Whether asking for a testimonial from an industry A-lister, making an introduction to a potential client, or probing the mind of someone you admire, we've all cold-emailed people we didn't know to ask for something.

These people are incredibly busy, and sometimes seem out of reach and entirely untouchable. And, unless you write your email properly, they'll continue to be those three things.

Here are five ways to ensure that your email breaks the ice:

1. Brevity

You don't need to write a novel or your life story as an introductory email. Keep it short and to the point. If you receive a reply, then you can get into more detail.

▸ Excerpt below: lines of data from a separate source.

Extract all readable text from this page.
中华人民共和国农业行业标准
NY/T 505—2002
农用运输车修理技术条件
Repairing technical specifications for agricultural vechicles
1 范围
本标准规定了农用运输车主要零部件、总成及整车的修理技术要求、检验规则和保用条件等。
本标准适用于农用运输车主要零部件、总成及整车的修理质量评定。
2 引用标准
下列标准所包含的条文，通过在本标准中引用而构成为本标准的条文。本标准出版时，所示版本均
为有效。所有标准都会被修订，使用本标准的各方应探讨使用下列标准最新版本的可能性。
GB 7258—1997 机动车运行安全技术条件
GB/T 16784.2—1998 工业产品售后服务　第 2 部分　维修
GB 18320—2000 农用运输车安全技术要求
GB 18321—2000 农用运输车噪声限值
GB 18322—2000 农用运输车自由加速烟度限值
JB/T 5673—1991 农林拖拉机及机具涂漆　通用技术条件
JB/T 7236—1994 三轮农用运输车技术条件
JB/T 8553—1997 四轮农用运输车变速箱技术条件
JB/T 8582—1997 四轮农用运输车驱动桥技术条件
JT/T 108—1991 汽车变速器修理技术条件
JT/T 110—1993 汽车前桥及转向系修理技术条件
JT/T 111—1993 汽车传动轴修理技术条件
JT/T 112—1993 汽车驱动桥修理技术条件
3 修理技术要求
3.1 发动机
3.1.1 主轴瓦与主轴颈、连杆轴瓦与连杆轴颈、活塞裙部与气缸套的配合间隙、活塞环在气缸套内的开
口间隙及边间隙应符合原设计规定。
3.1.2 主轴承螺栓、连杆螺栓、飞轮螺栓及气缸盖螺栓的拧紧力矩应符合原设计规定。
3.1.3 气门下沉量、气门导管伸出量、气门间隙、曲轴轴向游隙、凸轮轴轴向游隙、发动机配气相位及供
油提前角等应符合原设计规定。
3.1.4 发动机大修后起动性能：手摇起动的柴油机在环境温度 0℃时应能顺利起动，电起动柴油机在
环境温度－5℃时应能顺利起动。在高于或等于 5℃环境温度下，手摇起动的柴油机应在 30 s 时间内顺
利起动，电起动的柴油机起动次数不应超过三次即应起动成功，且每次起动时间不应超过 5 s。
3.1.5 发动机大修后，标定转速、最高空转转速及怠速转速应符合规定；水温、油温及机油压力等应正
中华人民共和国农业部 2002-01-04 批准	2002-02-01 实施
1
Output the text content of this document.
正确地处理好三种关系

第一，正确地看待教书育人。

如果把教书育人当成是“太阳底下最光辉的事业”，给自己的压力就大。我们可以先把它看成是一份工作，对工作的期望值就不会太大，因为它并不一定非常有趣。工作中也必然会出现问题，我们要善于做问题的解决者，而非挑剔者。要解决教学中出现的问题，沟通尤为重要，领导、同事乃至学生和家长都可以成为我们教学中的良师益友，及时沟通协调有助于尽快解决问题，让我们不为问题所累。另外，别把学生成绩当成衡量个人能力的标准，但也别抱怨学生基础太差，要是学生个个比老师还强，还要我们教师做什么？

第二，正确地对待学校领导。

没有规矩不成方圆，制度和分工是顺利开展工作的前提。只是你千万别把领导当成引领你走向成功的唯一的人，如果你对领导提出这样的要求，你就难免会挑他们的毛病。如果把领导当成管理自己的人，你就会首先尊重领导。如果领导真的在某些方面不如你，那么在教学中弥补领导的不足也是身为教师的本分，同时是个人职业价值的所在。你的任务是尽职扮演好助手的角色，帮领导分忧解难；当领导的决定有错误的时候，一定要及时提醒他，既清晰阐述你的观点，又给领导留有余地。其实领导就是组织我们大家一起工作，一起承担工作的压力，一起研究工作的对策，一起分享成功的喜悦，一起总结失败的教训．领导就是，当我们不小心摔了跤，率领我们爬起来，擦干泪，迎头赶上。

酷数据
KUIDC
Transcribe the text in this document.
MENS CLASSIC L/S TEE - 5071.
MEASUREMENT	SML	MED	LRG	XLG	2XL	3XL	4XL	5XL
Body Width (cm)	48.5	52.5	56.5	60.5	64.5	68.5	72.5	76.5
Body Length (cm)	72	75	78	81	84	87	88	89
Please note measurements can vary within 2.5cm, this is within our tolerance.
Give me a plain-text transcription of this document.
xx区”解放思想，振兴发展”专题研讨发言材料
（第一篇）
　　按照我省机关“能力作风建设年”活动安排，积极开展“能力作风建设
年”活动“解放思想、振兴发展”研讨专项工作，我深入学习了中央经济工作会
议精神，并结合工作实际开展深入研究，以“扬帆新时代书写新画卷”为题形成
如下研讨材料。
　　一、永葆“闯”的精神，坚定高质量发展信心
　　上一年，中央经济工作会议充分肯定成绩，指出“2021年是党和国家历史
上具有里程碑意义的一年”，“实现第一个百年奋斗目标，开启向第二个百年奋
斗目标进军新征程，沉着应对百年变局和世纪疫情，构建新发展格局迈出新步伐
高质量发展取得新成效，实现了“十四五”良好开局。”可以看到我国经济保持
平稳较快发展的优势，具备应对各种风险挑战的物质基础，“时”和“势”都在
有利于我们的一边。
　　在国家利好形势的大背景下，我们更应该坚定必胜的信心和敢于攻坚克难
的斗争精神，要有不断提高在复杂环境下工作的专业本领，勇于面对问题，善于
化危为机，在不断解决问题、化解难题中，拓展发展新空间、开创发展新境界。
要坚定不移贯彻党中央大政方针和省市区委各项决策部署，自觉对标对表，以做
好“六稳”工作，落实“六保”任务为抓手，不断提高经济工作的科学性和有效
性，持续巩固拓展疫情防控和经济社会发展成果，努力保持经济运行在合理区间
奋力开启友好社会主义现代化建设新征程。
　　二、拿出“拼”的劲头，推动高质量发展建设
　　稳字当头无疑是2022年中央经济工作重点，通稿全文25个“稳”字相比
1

2. Genuine and specific flattery

You don't need to brown-nose, but make sure those you write to know that you've appreciate their specific work.

3. A clear purpose

If you want a response, make sure you ask for something specific. Don't use open-ended questions or pussyfoot around because you're too scared to ask something. Never ask for anything that you could find in a minute on Google or your recipient's website.

4. Easy yes

Make it easy for your recipients to say yes. Don't ask for something massive right out of the gate. Be considerate of their time and of the fact that you don't have any rapport with them yet. Show them why they should help you. If responding doesn't benefit them, make sure it's at least easy for them to respond.

5. Read it out loud

Seriously, before you hit send, read your email to yourself out loud. This will force you to proofread it slowly and make sure there aren't any typos. If it takes longer than a minute to read out loud, cut it down.

Don't take it personally if you don't hear back from someone. For every person who doesn't respond, you can probably find three more people with similar skills or reputation to reach out to.

But before you send another email, make sure the way you're writing them isn't the reason people aren't responding. (In other words, circle back to the five points above.)